The Sonic microcatheter (Balt) is not FDA approved in the USA. A new generation detachable tip microcatheter, the Apollo microcatheter (Ev3-Covidien), that is now being used in Europe, is in the process of getting FDA approval. This catheter is compatible with n-BCA and Onyx (DMSO). The traditional prior DMSO-compatible catheters are stiffer with a less flexible tip that require more micro-guidewire manipulation for navigation; all factors that decrease trackability and presumably increase the risk for perforation and hemorrhage. Another concern with using embolic agents is having these agents reflux and embolize inadvertently to normal parenchymal supply.

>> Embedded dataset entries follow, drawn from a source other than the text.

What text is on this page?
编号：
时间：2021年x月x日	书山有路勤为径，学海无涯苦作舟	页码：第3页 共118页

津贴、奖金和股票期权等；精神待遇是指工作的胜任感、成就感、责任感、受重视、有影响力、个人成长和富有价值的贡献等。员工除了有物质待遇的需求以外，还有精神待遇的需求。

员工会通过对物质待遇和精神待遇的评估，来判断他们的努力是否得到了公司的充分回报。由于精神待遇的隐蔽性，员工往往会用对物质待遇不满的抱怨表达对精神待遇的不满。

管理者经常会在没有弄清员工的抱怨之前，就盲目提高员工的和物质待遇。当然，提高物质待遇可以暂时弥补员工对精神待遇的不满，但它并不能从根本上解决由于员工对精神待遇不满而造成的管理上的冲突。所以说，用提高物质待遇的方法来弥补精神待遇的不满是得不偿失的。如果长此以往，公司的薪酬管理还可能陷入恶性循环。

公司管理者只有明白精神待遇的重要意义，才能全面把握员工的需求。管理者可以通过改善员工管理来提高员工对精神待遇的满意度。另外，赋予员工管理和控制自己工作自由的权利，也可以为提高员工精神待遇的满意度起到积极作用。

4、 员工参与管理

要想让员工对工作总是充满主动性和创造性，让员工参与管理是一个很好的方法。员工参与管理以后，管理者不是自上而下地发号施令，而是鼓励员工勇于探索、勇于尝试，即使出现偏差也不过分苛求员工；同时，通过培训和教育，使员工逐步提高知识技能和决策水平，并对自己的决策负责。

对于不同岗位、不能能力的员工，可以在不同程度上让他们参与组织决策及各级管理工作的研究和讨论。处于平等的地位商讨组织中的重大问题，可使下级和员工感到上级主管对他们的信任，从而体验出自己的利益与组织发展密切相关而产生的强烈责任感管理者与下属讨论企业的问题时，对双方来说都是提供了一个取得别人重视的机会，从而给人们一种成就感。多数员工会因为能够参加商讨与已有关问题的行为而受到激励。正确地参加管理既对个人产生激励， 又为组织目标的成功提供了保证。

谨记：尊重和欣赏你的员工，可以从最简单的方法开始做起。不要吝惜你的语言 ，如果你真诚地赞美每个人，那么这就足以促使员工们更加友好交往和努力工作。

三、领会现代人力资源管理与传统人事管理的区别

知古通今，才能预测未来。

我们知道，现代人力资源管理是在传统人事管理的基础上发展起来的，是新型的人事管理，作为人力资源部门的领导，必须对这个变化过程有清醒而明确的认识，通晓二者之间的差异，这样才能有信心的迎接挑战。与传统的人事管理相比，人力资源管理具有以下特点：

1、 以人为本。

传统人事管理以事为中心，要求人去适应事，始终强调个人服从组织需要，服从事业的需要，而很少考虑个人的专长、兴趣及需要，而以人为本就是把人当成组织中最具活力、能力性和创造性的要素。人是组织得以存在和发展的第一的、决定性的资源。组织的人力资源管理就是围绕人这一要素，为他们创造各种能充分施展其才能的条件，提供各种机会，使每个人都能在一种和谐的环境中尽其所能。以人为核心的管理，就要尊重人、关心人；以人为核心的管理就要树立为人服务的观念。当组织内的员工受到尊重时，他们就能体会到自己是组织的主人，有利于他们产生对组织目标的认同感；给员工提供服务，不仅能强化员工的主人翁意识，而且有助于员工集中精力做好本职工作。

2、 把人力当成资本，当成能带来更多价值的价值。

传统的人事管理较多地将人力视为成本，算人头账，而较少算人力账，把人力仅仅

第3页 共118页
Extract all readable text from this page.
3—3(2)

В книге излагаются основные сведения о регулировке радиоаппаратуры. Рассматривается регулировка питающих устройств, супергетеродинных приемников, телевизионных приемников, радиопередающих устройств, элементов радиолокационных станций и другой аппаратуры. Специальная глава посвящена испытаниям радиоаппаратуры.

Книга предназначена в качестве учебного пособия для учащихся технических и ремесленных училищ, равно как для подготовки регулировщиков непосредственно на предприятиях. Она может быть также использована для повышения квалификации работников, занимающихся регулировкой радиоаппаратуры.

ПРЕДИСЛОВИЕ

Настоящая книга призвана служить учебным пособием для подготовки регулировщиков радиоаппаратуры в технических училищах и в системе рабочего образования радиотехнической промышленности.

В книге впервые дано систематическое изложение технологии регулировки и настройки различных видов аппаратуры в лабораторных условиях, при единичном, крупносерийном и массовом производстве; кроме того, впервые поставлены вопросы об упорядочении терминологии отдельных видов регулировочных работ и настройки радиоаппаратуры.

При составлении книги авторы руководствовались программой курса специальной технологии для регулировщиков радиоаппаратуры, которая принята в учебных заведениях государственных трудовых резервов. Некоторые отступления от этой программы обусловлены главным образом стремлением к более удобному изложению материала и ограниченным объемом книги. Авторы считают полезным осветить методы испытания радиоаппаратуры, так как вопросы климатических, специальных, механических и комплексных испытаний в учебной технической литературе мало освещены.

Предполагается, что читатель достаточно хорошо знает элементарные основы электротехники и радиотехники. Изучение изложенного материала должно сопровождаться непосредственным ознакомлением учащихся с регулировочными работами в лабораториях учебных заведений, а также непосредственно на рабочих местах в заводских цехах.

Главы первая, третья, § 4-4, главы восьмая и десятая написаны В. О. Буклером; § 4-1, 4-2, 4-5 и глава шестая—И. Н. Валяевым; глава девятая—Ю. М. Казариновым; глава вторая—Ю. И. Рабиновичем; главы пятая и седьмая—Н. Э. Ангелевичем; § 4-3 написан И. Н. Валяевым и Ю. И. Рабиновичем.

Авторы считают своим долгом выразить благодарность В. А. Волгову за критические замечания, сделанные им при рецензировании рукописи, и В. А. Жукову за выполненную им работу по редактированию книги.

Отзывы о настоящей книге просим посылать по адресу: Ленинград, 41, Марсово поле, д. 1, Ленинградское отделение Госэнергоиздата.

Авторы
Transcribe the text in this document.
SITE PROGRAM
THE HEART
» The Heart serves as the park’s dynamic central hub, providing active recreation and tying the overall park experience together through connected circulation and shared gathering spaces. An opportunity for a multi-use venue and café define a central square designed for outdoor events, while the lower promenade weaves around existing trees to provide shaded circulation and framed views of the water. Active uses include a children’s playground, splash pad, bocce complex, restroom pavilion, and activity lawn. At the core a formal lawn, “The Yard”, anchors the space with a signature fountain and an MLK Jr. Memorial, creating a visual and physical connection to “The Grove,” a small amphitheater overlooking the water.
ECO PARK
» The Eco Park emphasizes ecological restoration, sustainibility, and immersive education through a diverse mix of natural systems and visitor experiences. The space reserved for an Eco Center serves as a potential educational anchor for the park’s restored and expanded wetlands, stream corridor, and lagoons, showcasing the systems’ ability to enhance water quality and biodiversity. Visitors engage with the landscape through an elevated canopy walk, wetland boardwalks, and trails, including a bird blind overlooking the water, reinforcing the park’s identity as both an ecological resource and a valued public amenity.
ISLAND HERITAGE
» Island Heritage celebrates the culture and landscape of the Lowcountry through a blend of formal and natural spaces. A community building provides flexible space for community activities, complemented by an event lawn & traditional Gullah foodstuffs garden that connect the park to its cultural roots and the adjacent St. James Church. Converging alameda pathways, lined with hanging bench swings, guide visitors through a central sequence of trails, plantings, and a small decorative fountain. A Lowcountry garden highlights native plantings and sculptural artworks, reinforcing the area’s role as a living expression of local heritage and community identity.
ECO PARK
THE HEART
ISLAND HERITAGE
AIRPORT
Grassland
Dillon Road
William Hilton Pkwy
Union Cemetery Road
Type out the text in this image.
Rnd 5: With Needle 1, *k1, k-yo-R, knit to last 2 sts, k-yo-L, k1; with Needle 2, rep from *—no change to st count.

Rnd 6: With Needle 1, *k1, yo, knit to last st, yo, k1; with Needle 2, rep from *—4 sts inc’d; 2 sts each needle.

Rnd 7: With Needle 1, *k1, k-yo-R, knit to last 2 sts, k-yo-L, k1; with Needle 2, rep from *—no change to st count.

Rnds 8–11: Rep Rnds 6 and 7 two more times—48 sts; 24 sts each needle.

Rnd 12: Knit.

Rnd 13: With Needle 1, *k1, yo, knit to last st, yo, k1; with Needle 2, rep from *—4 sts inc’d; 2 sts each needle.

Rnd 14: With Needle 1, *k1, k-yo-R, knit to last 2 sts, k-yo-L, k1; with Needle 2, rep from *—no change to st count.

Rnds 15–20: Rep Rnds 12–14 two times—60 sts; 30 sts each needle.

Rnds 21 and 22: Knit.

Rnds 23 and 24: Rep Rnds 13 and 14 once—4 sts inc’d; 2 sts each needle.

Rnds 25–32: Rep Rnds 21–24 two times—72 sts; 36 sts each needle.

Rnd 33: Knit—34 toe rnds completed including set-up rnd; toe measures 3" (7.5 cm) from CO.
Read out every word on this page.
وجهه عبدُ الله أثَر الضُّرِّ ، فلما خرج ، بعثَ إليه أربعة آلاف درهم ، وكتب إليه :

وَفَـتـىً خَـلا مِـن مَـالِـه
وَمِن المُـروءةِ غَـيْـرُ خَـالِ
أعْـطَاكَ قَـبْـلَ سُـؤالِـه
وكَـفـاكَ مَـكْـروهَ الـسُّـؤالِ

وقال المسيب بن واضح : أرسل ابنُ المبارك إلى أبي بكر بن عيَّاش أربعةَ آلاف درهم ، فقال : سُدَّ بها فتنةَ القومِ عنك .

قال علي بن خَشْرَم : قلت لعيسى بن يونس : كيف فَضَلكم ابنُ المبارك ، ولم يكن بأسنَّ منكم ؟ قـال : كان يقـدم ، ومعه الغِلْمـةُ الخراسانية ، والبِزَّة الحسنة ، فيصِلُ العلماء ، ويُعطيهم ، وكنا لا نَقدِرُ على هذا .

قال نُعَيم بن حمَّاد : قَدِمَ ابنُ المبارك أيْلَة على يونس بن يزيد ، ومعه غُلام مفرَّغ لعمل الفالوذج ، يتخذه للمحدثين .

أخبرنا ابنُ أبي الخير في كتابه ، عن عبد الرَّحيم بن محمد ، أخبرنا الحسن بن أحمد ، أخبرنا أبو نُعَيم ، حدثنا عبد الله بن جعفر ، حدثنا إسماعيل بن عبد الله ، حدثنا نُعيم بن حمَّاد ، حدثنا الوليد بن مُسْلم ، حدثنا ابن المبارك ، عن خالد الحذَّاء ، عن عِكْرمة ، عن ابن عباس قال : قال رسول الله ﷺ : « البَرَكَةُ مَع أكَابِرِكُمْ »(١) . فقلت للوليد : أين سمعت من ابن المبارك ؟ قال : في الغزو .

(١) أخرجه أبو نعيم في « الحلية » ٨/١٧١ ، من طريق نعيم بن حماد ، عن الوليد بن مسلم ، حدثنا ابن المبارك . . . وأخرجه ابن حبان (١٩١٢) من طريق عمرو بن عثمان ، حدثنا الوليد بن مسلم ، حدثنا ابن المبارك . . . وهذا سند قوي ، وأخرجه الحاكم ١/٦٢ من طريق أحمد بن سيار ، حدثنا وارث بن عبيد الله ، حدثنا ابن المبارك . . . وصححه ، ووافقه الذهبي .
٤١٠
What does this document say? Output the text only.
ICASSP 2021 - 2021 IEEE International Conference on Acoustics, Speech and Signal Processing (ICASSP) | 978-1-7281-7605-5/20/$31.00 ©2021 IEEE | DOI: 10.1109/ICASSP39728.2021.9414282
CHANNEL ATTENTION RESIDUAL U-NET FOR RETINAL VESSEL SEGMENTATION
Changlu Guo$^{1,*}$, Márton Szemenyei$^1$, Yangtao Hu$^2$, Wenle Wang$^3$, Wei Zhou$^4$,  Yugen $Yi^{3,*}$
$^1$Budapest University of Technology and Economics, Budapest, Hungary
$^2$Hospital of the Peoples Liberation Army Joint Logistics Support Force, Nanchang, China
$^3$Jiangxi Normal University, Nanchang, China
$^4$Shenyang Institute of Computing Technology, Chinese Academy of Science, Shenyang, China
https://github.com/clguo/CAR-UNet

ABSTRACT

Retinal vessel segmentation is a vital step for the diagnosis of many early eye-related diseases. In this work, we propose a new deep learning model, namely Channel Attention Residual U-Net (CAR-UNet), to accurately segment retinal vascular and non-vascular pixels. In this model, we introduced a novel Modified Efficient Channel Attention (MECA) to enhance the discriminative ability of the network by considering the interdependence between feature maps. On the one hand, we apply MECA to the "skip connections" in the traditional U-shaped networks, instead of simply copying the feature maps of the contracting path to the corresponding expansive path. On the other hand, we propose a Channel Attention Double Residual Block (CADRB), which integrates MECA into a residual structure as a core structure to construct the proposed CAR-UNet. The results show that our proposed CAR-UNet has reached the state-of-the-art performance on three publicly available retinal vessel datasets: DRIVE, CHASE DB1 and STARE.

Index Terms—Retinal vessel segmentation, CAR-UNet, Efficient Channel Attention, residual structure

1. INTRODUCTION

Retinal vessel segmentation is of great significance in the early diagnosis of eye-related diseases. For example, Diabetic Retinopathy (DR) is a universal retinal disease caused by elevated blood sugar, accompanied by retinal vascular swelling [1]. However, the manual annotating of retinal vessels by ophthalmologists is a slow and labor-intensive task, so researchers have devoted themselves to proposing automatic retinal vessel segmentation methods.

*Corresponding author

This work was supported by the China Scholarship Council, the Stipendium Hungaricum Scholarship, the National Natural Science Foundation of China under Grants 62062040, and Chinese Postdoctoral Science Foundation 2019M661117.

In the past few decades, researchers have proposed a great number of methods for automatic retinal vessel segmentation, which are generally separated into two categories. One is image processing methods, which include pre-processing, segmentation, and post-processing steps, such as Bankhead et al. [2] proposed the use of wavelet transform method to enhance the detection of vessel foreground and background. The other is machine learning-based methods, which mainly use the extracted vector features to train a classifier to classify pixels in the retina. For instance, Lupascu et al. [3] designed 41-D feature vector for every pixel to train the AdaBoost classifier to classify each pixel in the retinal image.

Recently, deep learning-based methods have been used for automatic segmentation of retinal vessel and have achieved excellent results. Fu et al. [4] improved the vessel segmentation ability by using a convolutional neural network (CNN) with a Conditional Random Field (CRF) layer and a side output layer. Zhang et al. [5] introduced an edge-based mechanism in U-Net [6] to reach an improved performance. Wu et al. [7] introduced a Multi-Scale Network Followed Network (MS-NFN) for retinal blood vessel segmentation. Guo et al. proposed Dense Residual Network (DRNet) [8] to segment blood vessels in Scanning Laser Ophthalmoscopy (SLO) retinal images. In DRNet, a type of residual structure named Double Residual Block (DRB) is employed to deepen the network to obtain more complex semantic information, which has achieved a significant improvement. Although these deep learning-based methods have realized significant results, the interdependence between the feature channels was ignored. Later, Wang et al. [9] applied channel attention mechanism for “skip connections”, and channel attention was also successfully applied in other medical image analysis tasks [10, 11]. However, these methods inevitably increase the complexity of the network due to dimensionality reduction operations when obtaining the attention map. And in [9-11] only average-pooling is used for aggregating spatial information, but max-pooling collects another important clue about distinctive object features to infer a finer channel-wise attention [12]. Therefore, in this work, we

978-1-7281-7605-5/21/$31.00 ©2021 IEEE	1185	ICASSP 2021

The new detachable tip microcatheter addresses both of these issues, making it safer to embolize these lesions with an extra 1.5–3.0 cm safety valve of reflux allowing for a more controlled, greater penetration into abnormal fistulas, and reduced concern for permanent adherence of microcatheter to the embolic cast. This degree of permissable reflux can improve flow control and improve the amount of forward embolization. In addition, the most proximal marker at the detachable segment facilitates the assessment of the reflux. While the detachable tip catheter has been more commonly used with Onyx, it appears in our series that this catheter may be even more beneficial when using n-BCA because of its faster polymerization in the blood and greater concern for catheter adherence to the glue cast compared to the slower, more controlled precipitation of Onyx. In our review, the rate of tip detachment was higher with n-BCA (37.5 %) embolizations than Onyx embolization (9 %). It, in fact, can transform n-BCA embolization into a more controlled Onyx-type embolization procedure, allowing repetitive injection of material within the same catheter.

Conclusion

The introduction of these catheters represents a “game changer” in liquid embolization, mostly with n-BCA, where it can permit a very controlled, relaxed injection, allow for a true circumferential occlusion, and may further permit filling a larger amount of angioarchitecture without the risk of distal migration, or vessel damage during the usual rapid removal of nondetachable micocatheters. With the detachable tip microcatheter, once the injection is done, one can gently remove the catheter, and if the tip is adherent or glued, it can be simply detached in a very atraumatic, controlled manner. In all our present experience, the microcatheter was able to reach its target. All in all, it performed as designed. A liquid embolic injection was possible in all cases and utilized even better than originally intended. In all cases, the catheter could be withdrawn without any difficulty. The distal tip, as expected, had to be detached more frequently when using NBCA than when using Onyx. This catheter is particularly useful for embolization in pediatric patients with high-flow fistulas. You can use this catheter to allow for permissable reflux to decrease the high-flow state and then have a more controlled forward injection, without the concern of gluing the catheter in position. In our experience, the one drawback in the use of this catheter is that you will sometimes get a false sense of security during embolization as to the amount of reflux one should allow. Care must be taken to note that, in certain cases, the amount of reflux allowed may not always be at the proximal marker as there may be functional vessels more distal to the marker that supply normal brain. When injecting embolic agents, careful analysis of superselective angiography should define how much reflux should be permited. As experience is being gained, further technical improvements in liquid embolization will follow.